Like several Warcraft characters, Sylvanas features as a collectible card in the Warcraft spin-off game Hearthstone: Heroes of Warcraft, where she is regularly ranked as one of the most powerful cards in the game, with Engadget's Matt Low writing that "Sylvanas Windrunner is a legendary rarity card [...] her bang for the mana buck is pretty darned good." She also appears in the World of Warcraft Trading Card Game, also as a collectible card.

== Promotion and reception ==
Sylvanas has been featured in Warcraft-related merchandise. "The most powerful dead female in Azeroth" is featured on a custom Warcraft Monopoly $50 note, along with other notable Warcraft characters. A Sylvanas figurine was featured at Comic-Con 2013, with Kotaku's Mike Fahey joking that "Mini Sylvanas is the most adorable queen of the undead ever. I love her. More than you." Other Sylvanas figurines can be found too. Sylvanas is also a popular character for cosplay. Sylvanas appears as a Widowmaker skin in Overwatch 2 as part of a celebration for World of Warcrafts 20th anniversary.
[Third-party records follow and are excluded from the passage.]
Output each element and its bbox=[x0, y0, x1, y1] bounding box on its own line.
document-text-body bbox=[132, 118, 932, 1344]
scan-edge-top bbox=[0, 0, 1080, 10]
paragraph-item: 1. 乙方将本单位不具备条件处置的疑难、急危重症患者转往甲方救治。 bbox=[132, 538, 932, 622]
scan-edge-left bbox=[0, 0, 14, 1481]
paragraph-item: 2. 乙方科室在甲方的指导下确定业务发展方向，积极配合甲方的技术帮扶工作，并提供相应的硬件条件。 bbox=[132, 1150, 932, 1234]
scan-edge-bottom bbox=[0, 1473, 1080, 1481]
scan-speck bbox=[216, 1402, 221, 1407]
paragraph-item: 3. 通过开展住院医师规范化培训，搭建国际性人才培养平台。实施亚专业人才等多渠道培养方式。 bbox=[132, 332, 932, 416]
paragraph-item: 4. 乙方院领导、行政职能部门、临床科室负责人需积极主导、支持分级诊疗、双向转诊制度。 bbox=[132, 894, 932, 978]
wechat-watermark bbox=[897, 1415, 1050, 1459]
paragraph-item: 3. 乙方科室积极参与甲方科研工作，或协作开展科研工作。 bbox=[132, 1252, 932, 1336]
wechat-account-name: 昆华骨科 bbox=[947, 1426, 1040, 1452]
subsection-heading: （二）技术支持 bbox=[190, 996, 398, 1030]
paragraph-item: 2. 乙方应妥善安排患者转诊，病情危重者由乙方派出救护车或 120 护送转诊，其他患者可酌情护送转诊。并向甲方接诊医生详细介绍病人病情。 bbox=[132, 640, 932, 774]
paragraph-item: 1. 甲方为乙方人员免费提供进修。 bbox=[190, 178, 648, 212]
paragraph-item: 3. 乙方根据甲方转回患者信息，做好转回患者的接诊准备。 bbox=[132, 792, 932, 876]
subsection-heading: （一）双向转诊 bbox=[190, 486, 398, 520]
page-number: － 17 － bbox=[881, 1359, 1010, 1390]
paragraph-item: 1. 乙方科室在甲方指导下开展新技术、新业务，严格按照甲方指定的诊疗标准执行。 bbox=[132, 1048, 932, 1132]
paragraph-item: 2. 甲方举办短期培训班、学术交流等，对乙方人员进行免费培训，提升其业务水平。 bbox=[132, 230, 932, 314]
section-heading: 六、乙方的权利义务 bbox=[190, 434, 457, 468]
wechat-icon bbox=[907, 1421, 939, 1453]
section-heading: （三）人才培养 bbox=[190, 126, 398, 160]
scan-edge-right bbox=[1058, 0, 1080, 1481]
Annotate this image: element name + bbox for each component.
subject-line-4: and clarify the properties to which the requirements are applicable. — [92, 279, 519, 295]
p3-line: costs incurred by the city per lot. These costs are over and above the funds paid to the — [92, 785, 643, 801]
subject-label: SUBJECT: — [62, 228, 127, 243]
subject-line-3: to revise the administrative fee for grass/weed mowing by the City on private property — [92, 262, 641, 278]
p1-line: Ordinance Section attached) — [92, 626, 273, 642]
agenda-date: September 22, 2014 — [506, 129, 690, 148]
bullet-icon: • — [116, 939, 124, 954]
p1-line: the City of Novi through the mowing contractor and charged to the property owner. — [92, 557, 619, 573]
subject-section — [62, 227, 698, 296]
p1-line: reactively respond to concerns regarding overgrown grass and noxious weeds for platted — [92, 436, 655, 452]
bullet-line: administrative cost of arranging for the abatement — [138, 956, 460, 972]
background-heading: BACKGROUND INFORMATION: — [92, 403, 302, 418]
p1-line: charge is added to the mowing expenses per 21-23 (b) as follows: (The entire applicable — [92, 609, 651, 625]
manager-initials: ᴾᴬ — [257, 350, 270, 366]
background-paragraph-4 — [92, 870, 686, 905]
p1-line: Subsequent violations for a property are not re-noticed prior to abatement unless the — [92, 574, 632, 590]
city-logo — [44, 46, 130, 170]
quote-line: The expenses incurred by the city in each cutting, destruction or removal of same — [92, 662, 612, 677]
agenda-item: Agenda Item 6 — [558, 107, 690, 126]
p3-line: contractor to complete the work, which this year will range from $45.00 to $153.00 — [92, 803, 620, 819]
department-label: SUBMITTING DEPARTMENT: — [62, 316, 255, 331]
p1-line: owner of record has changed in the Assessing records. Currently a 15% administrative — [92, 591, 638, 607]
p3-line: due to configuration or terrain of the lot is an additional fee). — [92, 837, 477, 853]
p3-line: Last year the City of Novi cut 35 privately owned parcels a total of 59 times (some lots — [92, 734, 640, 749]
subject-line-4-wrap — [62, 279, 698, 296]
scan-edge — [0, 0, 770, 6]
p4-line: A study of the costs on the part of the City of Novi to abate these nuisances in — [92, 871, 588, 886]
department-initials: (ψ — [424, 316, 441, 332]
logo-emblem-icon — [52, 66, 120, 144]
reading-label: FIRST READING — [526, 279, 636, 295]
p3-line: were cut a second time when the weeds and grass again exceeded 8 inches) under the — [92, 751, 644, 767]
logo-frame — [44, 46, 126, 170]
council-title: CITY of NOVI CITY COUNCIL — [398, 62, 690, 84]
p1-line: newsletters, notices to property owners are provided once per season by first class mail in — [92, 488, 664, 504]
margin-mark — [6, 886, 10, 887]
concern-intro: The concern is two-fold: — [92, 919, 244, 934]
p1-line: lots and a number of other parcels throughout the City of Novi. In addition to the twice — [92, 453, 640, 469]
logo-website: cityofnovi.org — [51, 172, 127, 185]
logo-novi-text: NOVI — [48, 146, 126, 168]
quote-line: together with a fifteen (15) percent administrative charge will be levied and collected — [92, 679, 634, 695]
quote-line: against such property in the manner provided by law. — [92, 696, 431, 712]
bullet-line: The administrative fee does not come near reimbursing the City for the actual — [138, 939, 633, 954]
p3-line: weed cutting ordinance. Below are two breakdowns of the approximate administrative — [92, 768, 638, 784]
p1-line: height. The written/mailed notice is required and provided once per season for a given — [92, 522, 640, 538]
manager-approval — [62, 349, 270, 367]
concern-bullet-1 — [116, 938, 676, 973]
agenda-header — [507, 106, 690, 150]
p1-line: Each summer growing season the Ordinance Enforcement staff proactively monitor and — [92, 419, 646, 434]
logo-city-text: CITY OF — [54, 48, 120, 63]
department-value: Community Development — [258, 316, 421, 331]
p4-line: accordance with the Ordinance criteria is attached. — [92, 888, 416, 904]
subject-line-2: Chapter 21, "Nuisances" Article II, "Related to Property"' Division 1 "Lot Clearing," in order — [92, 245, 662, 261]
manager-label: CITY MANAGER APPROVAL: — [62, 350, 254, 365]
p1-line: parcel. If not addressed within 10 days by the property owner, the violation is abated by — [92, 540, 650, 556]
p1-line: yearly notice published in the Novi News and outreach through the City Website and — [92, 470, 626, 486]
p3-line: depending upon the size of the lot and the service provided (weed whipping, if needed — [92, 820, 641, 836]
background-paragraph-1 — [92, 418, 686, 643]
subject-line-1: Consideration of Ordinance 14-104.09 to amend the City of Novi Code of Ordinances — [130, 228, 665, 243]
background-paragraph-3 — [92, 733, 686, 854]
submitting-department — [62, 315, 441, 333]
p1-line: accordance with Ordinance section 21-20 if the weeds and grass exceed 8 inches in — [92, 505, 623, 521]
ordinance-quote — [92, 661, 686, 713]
The character has received mostly positive reception. Sylvanas was listed #2 on 2p.com's list of the "5 most influential female characters in World of Warcraft", where she was summed up as "one of the most tragic and legendary heroes in World of Warcraft. However, she never gave up to destiny. Sylvanas strived to get out of predicaments and became a leader of the Forsaken. She was tough, firm, valiant, and brave enough to face her own destiny." IGN editor Dana praised the story around Sylvanas, stating "I'm not ashamed to admit that I choked up more than once in the quest chain centered around Lady Sylvanas", referring to her appearance in World of Warcraft: Cataclysm. Engadget writer Zach Yonzon wrote that Sylvanas "look[ed] every bit as awesome as faction leaders should be." The character's new updated look was praised as being "more regal, more intimidating, and just more badass" as well, with plenty of admirers. Kotaku referred to her as a "crazy new character" and "rad hero" for her appearance in Heroes of the Storm; she was also later reviewed as "an absolute blast to play", with Kotaku's Mike Fahey writing "I love her, at least for now." She has also been referred to as "not your regular Heroes of the Storm character" by Nicole Arce of Tech Times.

Sylvanas was also listed #2 on Matthew Rossi of Engadget's "Top 10 magnificent bastards of Warcraft", as "Sylvanas Windrunner has clawed her way to the number two slot by basically becoming ever more ruthless and viciously pragmatic in every appearance. She's cultivated a personality that has, in turn, formed its own cult among her Forsaken followers." He also wrote that "Sylvanas is an interesting character because despite her often abominable actions, her actions make sense when related to her backstory. She's not an unknowable menace, and while you may not support what she does, you have to admit that it's hard to imagine not being as she is when she's experienced what she has." Actress Michele Morrow stated her desire to play as Sylvanas in the Warcraft film, stating "To be honest, I’d be happy to play any of the characters in the movie. But, Sylvanas… I love her because she's determined. She's insidious. She's arrogant and spiteful, but you can’t really blame her. She's very tortured. I love this imagination of her. She truly takes her own council"; with an associated Facebook page receiving over 5,000 likes. However, Anne Stickney of Engadget reviewed Sylvanas more negatively, claiming "Sylvanas Windrunner? Technically dead. Obsessed with procreation. Sylvanas actually stands on her own two feet, but her story is leaning more and more away from a competent leader and more toward someone who may just be a little cuckoo for Cocoa Puffs, if you know what I mean."